MDD The Mysterious Placebo Effect


Understanding it can help avoid flawed study designs.
BY CAROL HART
Mandrake root, powdered mummy, comb, spider web, ants, scorpions, bone, teeth, crab’s eyes, viper’s flesh, worms, and pearls. These are just a few of the ingredients from the premodern pharmacopoeia, some of which were still in use at the turn of the century. No one would question the fact that they worked as a placebo, if at all. But how many drugs in our current pharmacopoeia also might be ineffective? We rely on double-blind placebo-controlled trials to tell us, but the answers may not always hold true with clinical experience.
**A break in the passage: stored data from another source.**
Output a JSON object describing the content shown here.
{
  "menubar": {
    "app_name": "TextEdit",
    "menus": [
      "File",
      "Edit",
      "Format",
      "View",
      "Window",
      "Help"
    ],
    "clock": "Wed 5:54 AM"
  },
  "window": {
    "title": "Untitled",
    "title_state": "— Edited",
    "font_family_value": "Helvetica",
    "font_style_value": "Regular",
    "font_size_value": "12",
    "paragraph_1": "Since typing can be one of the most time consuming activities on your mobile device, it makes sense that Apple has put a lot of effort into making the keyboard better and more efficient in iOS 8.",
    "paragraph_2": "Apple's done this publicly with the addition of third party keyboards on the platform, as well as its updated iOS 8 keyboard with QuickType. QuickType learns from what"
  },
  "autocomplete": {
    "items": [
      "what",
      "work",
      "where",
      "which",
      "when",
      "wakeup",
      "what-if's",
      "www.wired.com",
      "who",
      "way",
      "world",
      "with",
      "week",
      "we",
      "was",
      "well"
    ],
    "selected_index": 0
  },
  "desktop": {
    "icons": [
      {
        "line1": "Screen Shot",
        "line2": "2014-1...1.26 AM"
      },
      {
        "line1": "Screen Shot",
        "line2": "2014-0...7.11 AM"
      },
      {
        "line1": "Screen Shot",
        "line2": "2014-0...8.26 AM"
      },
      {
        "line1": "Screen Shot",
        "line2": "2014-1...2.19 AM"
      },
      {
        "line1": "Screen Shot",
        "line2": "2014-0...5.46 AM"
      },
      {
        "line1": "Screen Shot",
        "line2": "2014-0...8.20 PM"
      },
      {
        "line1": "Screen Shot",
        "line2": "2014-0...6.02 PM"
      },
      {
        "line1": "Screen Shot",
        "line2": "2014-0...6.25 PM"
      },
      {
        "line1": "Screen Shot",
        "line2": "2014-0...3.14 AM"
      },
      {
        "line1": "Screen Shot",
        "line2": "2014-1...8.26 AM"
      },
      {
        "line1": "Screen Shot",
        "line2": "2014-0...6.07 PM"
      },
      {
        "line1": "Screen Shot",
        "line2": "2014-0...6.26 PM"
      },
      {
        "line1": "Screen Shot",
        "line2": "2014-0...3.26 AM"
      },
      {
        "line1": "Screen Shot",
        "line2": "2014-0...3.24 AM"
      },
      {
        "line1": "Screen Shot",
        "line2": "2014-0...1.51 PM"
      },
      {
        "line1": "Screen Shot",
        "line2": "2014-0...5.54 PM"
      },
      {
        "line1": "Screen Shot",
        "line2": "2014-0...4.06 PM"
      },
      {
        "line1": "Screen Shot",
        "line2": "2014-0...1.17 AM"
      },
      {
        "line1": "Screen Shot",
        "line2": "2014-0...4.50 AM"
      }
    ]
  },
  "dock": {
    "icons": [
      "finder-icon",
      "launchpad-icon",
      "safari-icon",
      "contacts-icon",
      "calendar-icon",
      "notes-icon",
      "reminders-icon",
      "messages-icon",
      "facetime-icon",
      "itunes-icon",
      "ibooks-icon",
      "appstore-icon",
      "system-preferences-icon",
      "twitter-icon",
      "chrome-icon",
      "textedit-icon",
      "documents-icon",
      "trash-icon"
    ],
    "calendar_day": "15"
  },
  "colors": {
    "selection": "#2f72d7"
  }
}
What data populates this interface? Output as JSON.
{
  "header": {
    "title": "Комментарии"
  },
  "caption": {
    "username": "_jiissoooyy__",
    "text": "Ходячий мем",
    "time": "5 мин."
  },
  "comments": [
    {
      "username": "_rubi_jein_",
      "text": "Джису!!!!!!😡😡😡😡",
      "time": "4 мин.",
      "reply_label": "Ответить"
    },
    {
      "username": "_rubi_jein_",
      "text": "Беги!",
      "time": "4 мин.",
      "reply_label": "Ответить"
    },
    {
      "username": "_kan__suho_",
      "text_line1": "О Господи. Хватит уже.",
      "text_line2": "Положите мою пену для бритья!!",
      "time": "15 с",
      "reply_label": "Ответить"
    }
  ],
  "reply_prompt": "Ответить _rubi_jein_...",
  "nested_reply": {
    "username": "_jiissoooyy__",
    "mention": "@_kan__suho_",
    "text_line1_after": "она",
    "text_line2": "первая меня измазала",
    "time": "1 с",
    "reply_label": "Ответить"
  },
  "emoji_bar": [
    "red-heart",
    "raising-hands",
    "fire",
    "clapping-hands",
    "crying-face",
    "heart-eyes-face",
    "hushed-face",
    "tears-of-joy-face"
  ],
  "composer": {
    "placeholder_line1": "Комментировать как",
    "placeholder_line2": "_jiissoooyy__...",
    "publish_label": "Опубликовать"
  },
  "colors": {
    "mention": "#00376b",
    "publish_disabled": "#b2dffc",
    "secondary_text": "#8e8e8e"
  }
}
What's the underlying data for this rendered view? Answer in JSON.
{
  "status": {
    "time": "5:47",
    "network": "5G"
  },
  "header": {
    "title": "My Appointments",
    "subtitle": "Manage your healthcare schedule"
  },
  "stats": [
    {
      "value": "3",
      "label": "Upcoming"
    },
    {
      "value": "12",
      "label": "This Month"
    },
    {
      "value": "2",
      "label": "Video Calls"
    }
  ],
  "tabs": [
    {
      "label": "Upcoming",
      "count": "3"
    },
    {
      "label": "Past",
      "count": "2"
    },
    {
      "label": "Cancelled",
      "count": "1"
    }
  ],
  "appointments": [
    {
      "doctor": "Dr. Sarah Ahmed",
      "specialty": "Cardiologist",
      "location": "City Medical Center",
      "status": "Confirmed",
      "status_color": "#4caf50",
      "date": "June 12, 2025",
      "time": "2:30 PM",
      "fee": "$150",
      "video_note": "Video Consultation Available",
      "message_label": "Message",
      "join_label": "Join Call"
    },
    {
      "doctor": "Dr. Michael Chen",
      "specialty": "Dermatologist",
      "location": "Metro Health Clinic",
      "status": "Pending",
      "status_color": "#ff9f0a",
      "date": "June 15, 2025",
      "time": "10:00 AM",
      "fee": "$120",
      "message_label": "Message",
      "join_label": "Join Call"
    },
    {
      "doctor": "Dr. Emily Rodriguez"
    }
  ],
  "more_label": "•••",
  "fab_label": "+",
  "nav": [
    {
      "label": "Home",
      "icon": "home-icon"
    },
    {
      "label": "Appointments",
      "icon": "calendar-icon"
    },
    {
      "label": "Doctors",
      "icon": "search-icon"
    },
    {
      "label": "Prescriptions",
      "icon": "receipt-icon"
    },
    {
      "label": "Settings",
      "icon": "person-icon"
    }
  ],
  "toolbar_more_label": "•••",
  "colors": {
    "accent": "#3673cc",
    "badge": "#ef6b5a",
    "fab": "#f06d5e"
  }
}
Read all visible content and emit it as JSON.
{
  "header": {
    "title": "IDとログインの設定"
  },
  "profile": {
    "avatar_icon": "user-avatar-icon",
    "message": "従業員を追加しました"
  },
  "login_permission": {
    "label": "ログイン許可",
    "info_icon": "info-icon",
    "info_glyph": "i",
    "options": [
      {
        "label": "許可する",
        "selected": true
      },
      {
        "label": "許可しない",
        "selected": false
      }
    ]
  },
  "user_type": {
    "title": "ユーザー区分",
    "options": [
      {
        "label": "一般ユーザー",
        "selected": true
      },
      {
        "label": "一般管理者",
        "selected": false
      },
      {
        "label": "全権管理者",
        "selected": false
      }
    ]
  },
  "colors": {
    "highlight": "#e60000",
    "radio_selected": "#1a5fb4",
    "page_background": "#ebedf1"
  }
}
The word placebo (“I will please” in Latin) entered the English language by way of a peculiar mistranslation of the 116th Psalm that read, “I will please the Lord” rather than “I will walk before the Lord”. In the medieval Catholic liturgy, this verse opened the Vespers for the Dead; because professional mourners were sometimes hired to sing vespers, “to sing placebos” came to be a derogatory phrase describing a servile flatterer. By the early 19th century, “placebo” had come to mean a medicine given “more to please than to benefit the patient” (1).
Outside the context of modern clinical trials, “placebo” has been a term reserved for characterizing the substandard practices of other less ethical or knowledgeable healers, if not outright quacks and frauds. Few doctors admit to knowingly using placebos (1). In fact, some off-label uses or suboptimal dosing of active medication may act only as a placebo, and the much-criticized but common practice of prescribing antibiotics for viral colds and flu is evidence that use of placebos still flourishes in contemporary medicine (2).
In recent decades, the reputation of placebos as a deceitful fraud has undergone considerable reconstruction. To alternative medicine practitioners, placebo response represents the mysterious self-healing forces generated by the mind–body connection. Mainstream physicians now urge their colleagues to make more effective use of placebo-based healing by more empathic and attentive interactions with their patients (3). Researchers still may be inclined to view placebo effects as a nuisance or as a background noise that complicates clinical trial design. Understanding the basis of placebo effects, however, can help in filtering out noise and avoiding flawed study designs.